In "Earth-bound," Milligan sizes up the view, chronicling the environmental and human ruin, forever entangled in the presence of memory:

They're ripping out the rusted rails:
the gravel track-bed snakes away
ribbed with troughs of absent ties
that catch the stormy night's remains
to burn as mirrored rungs at dawn
as if Jacob's ladder had come
asunder with some wild desire
and fallen blessed with angel's fire.

The second section, "prose poems written at speed," riveting in pace, whimsical at times, and "fugue sans fin," scurries across the "perpetual mysteries" of his childhood, the "tiny stage" of adolescence, and the unanswered questions of family, the loss of his mother, the travails of his father, that "last like Persephone's story, as good on one spinning planet as on any other."
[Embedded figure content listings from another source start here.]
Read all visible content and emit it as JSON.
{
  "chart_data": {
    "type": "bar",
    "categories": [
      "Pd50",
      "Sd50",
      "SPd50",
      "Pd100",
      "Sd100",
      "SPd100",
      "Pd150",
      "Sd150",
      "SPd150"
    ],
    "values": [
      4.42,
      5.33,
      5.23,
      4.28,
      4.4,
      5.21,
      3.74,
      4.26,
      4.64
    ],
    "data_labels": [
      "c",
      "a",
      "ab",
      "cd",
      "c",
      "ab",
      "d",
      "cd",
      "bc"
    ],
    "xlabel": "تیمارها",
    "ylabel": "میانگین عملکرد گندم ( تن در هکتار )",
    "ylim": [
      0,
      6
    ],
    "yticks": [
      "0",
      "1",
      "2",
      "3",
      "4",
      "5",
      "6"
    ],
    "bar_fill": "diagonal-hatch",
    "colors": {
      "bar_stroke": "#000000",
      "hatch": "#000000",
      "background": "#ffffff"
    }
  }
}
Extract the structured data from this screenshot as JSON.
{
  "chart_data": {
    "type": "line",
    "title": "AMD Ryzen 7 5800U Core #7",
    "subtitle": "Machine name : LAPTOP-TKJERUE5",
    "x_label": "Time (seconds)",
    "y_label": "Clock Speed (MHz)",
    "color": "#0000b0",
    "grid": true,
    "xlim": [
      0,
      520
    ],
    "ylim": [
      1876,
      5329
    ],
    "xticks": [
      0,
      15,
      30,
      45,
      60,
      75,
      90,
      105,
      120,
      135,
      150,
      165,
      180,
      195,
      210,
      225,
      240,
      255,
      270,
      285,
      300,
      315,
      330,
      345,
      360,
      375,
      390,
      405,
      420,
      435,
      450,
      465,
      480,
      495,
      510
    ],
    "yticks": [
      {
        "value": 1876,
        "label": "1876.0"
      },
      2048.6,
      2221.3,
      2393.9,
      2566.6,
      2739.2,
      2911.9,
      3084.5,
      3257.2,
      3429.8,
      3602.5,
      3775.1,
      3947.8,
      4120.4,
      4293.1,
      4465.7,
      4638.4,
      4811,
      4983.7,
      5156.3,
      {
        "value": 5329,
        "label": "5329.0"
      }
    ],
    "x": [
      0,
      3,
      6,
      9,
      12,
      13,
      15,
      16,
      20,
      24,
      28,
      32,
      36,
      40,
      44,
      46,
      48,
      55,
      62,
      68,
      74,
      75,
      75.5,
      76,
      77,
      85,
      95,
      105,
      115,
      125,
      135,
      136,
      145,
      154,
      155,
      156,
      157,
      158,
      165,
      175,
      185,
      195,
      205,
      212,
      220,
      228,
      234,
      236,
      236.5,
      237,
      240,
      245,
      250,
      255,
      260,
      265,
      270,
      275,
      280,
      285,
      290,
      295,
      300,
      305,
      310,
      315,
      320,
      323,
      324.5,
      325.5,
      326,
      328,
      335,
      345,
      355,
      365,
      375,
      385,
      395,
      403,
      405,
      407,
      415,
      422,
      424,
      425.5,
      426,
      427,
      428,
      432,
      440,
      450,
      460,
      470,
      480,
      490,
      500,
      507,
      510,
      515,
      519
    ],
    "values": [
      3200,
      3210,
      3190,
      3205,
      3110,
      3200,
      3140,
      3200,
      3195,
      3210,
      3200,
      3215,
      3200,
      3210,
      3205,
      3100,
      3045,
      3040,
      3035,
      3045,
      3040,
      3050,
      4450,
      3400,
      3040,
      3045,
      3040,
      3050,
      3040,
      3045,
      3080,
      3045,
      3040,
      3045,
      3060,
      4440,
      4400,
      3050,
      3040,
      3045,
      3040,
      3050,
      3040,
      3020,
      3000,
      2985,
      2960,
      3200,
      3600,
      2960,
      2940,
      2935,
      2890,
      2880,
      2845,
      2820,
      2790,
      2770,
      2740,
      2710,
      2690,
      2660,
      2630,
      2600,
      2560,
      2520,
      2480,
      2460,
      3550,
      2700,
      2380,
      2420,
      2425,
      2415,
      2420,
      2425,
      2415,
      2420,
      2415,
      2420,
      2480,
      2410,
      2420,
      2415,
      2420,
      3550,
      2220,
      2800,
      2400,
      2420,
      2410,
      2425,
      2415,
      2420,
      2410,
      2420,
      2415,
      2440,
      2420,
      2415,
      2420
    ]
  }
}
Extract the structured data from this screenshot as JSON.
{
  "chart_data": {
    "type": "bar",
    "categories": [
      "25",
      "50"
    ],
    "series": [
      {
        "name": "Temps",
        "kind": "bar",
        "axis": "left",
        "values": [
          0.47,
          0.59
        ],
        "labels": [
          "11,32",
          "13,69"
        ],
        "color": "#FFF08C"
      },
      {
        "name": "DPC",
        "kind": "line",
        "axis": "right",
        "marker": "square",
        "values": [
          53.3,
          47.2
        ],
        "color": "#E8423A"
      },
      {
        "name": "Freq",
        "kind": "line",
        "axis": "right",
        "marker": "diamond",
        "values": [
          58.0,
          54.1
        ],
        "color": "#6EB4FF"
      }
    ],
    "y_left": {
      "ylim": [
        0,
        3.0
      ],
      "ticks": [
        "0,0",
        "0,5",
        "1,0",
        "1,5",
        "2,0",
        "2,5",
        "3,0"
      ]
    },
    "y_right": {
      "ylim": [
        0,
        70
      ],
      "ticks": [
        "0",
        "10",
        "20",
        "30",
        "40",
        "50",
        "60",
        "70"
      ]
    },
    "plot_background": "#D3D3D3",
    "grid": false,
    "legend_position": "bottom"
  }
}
In "A Desert Mountain Love Song," Milligan writes:

You knew the place for what it was the first and only time you saw it--below the tree-line stand of aspen on the summit of Mt. Livermore, where from a den of red-skinned madrones a clear eight-mile sight line across the valley of the Limpia (dry for decades but a chirping little stream in your earliest memories) revealed the gleaming twin domes, now a trio, atop Mt. Locke--a place you knew no one but a lost coyote would ever find you so you put an "x" on a map and took the coordinates so that years later, which is to say yesterday, you could send postcards to your daughter and your son on opposite ends of the country saying simply "Look here when you have to. All my love."

"Some social join, and leagues combine," Scottish bard Robert Burns once wrote. "Some solitary wander."

With his powerful new collection of poems, Milligan reminds us that both lives are possible, and inevitable, and full of wonder, in "arabesques for travelers" on any highway.